We know that Linux on servers is big and getting bigger. We also knew that Linux, thanks to open-source cloud programs like Eucalyptus and OpenStack, was growing fast on clouds. What he hadn't know that Amazon's Elastic Compute Cloud (EC2), had close to half-a-million servers already running on a Red Hat Linux variant.
Huang Liu, a Research Manager with Accenture Technology Lab with a Ph.D. in Electrical Engineering whose has done extensive work on cloud-computing, analyzed EC2's infrastructure and found that Amazon EC2 is currently made up of 454,400 servers.

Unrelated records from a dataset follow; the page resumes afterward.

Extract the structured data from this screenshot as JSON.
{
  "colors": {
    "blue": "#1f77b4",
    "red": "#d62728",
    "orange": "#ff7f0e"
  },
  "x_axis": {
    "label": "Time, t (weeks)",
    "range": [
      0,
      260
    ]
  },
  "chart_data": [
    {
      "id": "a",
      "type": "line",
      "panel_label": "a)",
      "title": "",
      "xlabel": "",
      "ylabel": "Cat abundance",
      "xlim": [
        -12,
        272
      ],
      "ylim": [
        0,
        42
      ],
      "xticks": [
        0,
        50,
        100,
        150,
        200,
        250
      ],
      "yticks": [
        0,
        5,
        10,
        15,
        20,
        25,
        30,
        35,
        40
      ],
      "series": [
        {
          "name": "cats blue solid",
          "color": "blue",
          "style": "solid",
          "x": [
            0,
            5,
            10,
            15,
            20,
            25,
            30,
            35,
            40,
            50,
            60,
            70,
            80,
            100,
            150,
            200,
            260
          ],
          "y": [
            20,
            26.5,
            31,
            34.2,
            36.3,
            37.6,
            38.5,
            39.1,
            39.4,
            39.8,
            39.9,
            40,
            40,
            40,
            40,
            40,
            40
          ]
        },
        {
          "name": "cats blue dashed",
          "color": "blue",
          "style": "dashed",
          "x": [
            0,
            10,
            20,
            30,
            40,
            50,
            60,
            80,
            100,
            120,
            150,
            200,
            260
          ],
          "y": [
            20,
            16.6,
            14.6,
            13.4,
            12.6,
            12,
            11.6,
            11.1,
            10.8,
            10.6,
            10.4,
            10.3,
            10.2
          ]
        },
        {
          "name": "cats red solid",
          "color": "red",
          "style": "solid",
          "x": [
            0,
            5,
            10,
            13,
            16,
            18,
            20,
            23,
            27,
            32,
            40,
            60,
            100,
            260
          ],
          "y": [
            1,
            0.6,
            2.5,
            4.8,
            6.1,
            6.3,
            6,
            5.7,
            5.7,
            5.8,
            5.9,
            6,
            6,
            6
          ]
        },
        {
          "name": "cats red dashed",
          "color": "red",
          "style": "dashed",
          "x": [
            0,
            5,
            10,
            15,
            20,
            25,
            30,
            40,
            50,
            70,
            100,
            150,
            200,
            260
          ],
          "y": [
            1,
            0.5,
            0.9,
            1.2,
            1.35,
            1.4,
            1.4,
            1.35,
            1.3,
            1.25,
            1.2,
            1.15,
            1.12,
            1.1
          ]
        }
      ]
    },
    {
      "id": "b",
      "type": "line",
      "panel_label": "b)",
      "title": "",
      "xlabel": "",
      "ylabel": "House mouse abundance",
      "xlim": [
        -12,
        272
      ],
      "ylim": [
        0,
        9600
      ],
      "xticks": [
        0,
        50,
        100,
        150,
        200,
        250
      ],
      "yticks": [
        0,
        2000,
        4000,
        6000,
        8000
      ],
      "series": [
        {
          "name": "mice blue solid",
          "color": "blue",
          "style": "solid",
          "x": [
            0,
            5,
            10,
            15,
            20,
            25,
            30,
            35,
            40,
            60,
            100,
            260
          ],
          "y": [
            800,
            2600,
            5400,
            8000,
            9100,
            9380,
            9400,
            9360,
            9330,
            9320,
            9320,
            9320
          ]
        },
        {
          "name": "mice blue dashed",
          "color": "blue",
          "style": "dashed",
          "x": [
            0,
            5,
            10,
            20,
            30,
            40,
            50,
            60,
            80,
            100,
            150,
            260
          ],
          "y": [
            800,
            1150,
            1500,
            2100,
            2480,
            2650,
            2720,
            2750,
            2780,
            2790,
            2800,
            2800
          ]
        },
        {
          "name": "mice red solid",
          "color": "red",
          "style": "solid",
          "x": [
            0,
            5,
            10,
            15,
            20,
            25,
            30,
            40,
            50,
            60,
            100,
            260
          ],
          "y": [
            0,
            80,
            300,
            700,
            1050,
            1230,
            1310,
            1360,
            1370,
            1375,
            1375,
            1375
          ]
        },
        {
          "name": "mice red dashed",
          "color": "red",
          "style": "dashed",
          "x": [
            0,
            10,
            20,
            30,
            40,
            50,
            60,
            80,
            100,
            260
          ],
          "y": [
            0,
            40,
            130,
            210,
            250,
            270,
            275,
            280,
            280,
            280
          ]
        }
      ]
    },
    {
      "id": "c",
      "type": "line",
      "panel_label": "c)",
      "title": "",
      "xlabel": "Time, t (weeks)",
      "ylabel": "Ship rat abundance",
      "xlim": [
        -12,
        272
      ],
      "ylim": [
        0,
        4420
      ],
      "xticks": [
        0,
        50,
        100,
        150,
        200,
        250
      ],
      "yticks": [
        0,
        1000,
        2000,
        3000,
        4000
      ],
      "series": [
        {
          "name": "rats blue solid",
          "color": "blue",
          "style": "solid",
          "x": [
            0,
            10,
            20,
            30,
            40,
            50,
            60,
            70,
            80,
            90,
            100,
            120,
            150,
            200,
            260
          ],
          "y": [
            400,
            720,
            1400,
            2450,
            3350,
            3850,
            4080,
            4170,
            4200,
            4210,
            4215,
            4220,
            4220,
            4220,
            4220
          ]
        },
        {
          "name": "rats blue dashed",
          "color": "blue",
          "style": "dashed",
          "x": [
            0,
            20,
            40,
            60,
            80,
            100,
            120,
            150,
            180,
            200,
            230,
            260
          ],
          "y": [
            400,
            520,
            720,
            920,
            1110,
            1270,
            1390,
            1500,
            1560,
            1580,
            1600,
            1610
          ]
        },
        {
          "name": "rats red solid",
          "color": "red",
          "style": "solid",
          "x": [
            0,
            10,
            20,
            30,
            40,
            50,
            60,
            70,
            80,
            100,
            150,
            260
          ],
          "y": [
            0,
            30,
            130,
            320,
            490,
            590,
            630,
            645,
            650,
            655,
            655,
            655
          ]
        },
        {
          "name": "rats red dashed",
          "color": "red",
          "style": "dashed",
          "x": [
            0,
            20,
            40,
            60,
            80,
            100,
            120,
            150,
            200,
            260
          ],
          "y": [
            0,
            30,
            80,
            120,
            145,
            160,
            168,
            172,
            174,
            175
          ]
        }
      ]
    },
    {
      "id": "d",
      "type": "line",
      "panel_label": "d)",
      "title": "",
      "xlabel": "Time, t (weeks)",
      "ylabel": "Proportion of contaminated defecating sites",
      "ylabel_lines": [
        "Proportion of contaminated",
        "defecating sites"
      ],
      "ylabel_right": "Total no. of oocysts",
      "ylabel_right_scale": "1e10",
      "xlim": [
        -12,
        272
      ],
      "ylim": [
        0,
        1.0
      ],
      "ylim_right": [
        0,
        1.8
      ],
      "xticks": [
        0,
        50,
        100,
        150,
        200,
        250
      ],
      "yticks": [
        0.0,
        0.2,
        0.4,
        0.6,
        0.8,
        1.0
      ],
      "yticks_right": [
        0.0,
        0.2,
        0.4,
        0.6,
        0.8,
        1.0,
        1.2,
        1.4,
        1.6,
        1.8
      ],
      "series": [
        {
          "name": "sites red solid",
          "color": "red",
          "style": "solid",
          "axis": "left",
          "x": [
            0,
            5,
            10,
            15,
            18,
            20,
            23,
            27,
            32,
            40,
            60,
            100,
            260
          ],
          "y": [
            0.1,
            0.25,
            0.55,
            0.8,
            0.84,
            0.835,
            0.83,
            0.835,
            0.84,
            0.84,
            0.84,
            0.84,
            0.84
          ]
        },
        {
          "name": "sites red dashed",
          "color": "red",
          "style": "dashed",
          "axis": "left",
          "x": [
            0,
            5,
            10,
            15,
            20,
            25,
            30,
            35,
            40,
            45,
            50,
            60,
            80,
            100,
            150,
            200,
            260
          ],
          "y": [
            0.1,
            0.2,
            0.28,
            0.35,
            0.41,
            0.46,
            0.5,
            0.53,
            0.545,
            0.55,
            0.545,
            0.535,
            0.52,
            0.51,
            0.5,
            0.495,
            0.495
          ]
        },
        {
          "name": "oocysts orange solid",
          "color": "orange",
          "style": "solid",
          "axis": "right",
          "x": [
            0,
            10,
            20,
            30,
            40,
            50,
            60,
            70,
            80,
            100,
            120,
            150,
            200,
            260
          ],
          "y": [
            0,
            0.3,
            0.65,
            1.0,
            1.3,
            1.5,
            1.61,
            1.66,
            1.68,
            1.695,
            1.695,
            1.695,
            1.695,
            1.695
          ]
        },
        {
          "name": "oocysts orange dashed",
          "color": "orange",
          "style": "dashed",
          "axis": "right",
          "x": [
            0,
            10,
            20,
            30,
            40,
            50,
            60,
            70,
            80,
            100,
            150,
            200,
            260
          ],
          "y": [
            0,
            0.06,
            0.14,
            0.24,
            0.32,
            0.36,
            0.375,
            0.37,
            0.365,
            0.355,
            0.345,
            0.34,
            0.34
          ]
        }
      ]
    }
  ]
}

While Amazon has never officially said what it's running as EC2's base operating system, it's generally accepted that it's a customized version of Red Hat Enterprise Linux (RHEL). On top of that, for the virtual machines, Amazon uses the Xen hypervisor to host Linux; OpenSolaris; Solaris; Windows 2003 and 2008; and FreeBSD and NetBSD virtual machine instances.
Amazon also doesn't talk about how many servers their popular cloud is made up of, so Huang had to work it out. He explained, "Figuring out EC2's size is not trivial. Part of the reason is that EC2 provides you with virtual machines and it is difficult to know how many virtual machines are active on a physical host. Thus, even if we can determine how many virtual machines are there, we still cannot figure out the number of physical servers. Instead of focusing on how many servers are there, our methodology probes for the number of server racks out there."
Huang continued, "It may sound harder to probe for the number of server racks. Luckily, EC2 uses a regular pattern of IP address assignment, which can be exploited to correlate with server racks. We noticed the pattern by looking at a lot of instances we launched over time and running traceroutes between our instances."
Then "Understanding the pattern allows us to deduce how many racks are there. In particular, if we know a virtual machine at a certain internal IP address (e.g., 10.2.13.243), then we know there is a rack using the /22 address range (e.g., a rack at 10.2.12.x/22). If we take this to the extreme where we know the IP address of at least one virtual machine on each rack, then we can see all racks in EC2."
By itself, though, that's not enough. You could use try to use port-scanning to work ot how many servers there are, but that would violate Amazon's terms of service. So instead, since each Amazon Web Services (AWS) "instance also has an external IP address. … we can leverage DNS translation to figure out the internal IP addresses."
With that data, he was able to work out the number of server racks. With this he then just multiplied by the number of physical servers on the rack. "Unfortunately, we do not know how many physical servers are on each rack, so we have to make assumptions. We assume Amazon has dense racks, each rack has 4 10U chassis, and each chassis holds 16 blades for a total of 64 blades/rack."
So it is that Huang worked out how many servers there are in the EC2 cloud. It's an impressive achievement for him and it's an impressive example of just how important Linux is in both server and clouds.